I just read a proof of Plucker's Formula in Rick's Miranda book that says

A smooth projective plane curve of degree $d$ has genus $\frac{(d-1)(d-2)}{2}$.

To do this he defines map $\pi : X \rightarrow P^1$ such that $\pi[x:y:z]=[x:z]$ and he claims the map has degree $d$, and this is where i have my doubt, i know this is true if $X$ is given by a a function $F$ of the form $x^d+y^d+z^d$ so maybe this is true because we can do some kind of change of variable and assume this ? Also i have tried to see that its degree $d$ by computing it but got nowhere, since we know $\pi^{-1}[1:0]=[1:y:0]$ such that $F[1:y:0] = 0$ we will have $d$ solutions to this and we know that a point is a ramification point for this map iff $\frac{\partial F}{\partial y}(p)=0$, and we know that $F[x:y:0]=\frac{1}{d}(\frac{\partial F}{\partial x} + y\frac{\partial F}{\partial y})$ but I cant seem to find a reason why $\frac{\partial F}{\partial y} \neq 0$ so any help is welcomed. Or is it because by changing coordinates we can assume that the smooth projective curve will be given by $x^d+y^d+z^d=0$?

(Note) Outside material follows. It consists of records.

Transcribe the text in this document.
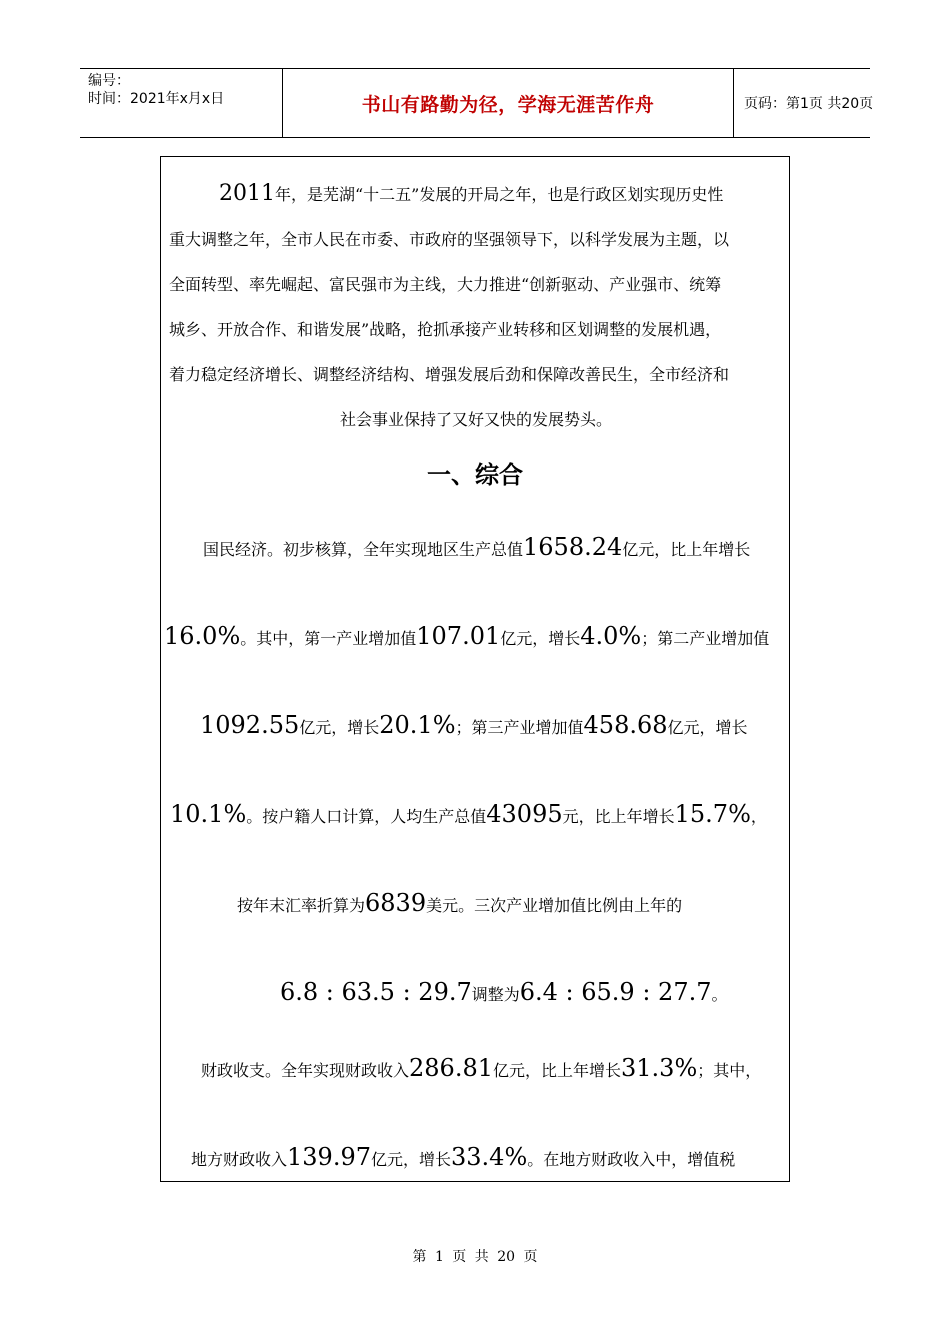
编号：
时间：2021年x月x日	书山有路勤为径，学海无涯苦作舟	页码：第1页 共20页

2011年，是芜湖“十二五”发展的开局之年，也是行政区划实现历史性

重大调整之年，全市人民在市委、市政府的坚强领导下，以科学发展为主题，以

全面转型、率先崛起、富民强市为主线，大力推进“创新驱动、产业强市、统筹

城乡、开放合作、和谐发展”战略，抢抓承接产业转移和区划调整的发展机遇，

着力稳定经济增长、调整经济结构、增强发展后劲和保障改善民生，全市经济和

社会事业保持了又好又快的发展势头。

一、综合
国民经济。初步核算，全年实现地区生产总值1658.24亿元，比上年增长
16.0%。其中，第一产业增加值107.01亿元，增长4.0%；第二产业增加值
1092.55亿元，增长20.1%；第三产业增加值458.68亿元，增长
10.1%。按户籍人口计算，人均生产总值43095元，比上年增长15.7%，
按年末汇率折算为6839美元。三次产业增加值比例由上年的
6.8 : 63.5 : 29.7调整为6.4 : 65.9 : 27.7。
财政收支。全年实现财政收入286.81亿元，比上年增长31.3%；其中，
地方财政收入139.97亿元，增长33.4%。在地方财政收入中，增值税
第 1 页 共 20 页
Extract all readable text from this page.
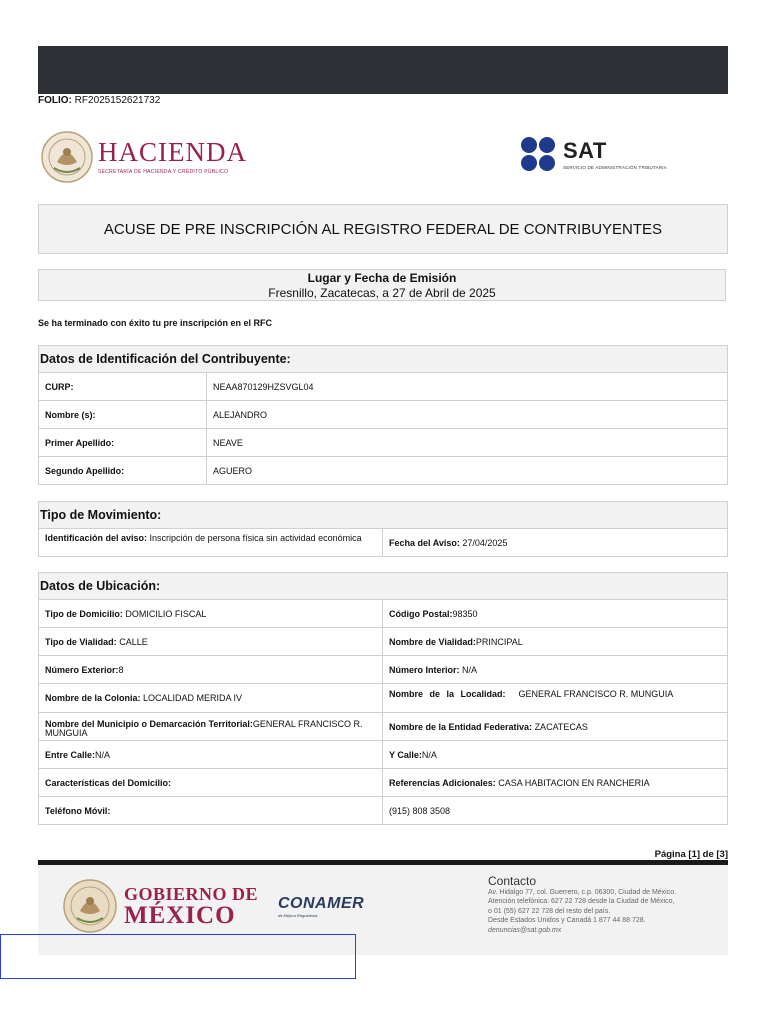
FOLIO: RF2025152621732
HACIENDA
SECRETARÍA DE HACIENDA Y CRÉDITO PÚBLICO
SAT
SERVICIO DE ADMINISTRACIÓN TRIBUTARIA
ACUSE DE PRE INSCRIPCIÓN AL REGISTRO FEDERAL DE CONTRIBUYENTES
Lugar y Fecha de Emisión
Fresnillo, Zacatecas, a 27 de Abril de 2025
Se ha terminado con éxito tu pre inscripción en el RFC
Datos de Identificación del Contribuyente:
CURP:	NEAA870129HZSVGL04
Nombre (s):	ALEJANDRO
Primer Apellido:	NEAVE
Segundo Apellido:	AGUERO
Tipo de Movimiento:
Identificación del aviso: Inscripción de persona física sin actividad económica	Fecha del Aviso:
27/04/2025
Datos de Ubicación:
Tipo de Domicilio:
DOMICILIO FISCAL	Código Postal: 98350
Tipo de Vialidad:
CALLE	Nombre de Vialidad: PRINCIPAL
Número Exterior: 8	Número Interior:
N/A
Nombre de la Colonia:
LOCALIDAD MERIDA IV	Nombre de la Localidad:
GENERAL FRANCISCO R. MUNGUIA
Nombre del Municipio o Demarcación Territorial:GENERAL FRANCISCO R. MUNGUIA
Nombre de la Entidad Federativa:
ZACATECAS
Entre Calle: N/A	Y Calle: N/A
Características del Domicilio:	Referencias Adicionales:
CASA HABITACION EN RANCHERIA
Teléfono Móvil:	(915) 808 3508
Página [1] de [3]
GOBIERNO DE
MÉXICO	CONAMER
de Mejora Regulatoria
Contacto
Av. Hidalgo 77, col. Guerrero, c.p. 06300, Ciudad de México.
Atención telefónica: 627 22 728 desde la Ciudad de México,
o 01 (55) 627 22 728 del resto del país.
Desde Estados Unidos y Canadá 1 877 44 88 728.
denuncias@sat.gob.mx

Also another thing I dont fully understand, when proving that the degree of a smooth projective curve $X$ will be the degree of an hyperplane divisor we assume that the hyperlane divisor will be given by $G(x,y,z)=x$ and that $[0:0:1]$ is not in $X$, my question is why can we assume both of these things ? I get that by changing the coordinates we could get one but I dont see how we could get the two withouse losing some generality. Thanks in advance!

Answer 1

To find the degree of $\pi$, consider a general point $[\lambda:1] \in \mathbb{P}^1$ i.e. a non-branch point. The preimages of $[\lambda:1]$ would be $[\lambda:y:1]$ such that $F(\lambda,y,1)=0 $. Notice that the point $[0:1:0]$ has been removed from $X$ by a change of coordinates, otherwise the map $\pi$ wouldn't make sense.

Hence, $F(\lambda,y,1)$ is a degree $d$ polynomial in $y$ and therefore has $d$ roots. Let $f(y) = F(\lambda,y,1)$. Note that $$ \frac{\partial F}{\partial y}(\lambda,y,1) = \frac{\partial f}{\partial y}(y)$$ and, $y_0$ is a repeating root of $f \implies \partial f/\partial y(y_0)=0 \implies \partial F/\partial y(\lambda,y_0,1)=0 \implies [\lambda:y_0:1]$ is a ramification point of $\pi$.

Hence, all the roots of $f$ are distinct and therefore $\pi$ has degree $d$.

For the second part, you can first make a coordinate transformation so that $G(x,y,z)=x$ and then follow up with another transformation of just the $yz$ plane to remove the point $(0,1)$ from the roots of $F(0,y,z)$.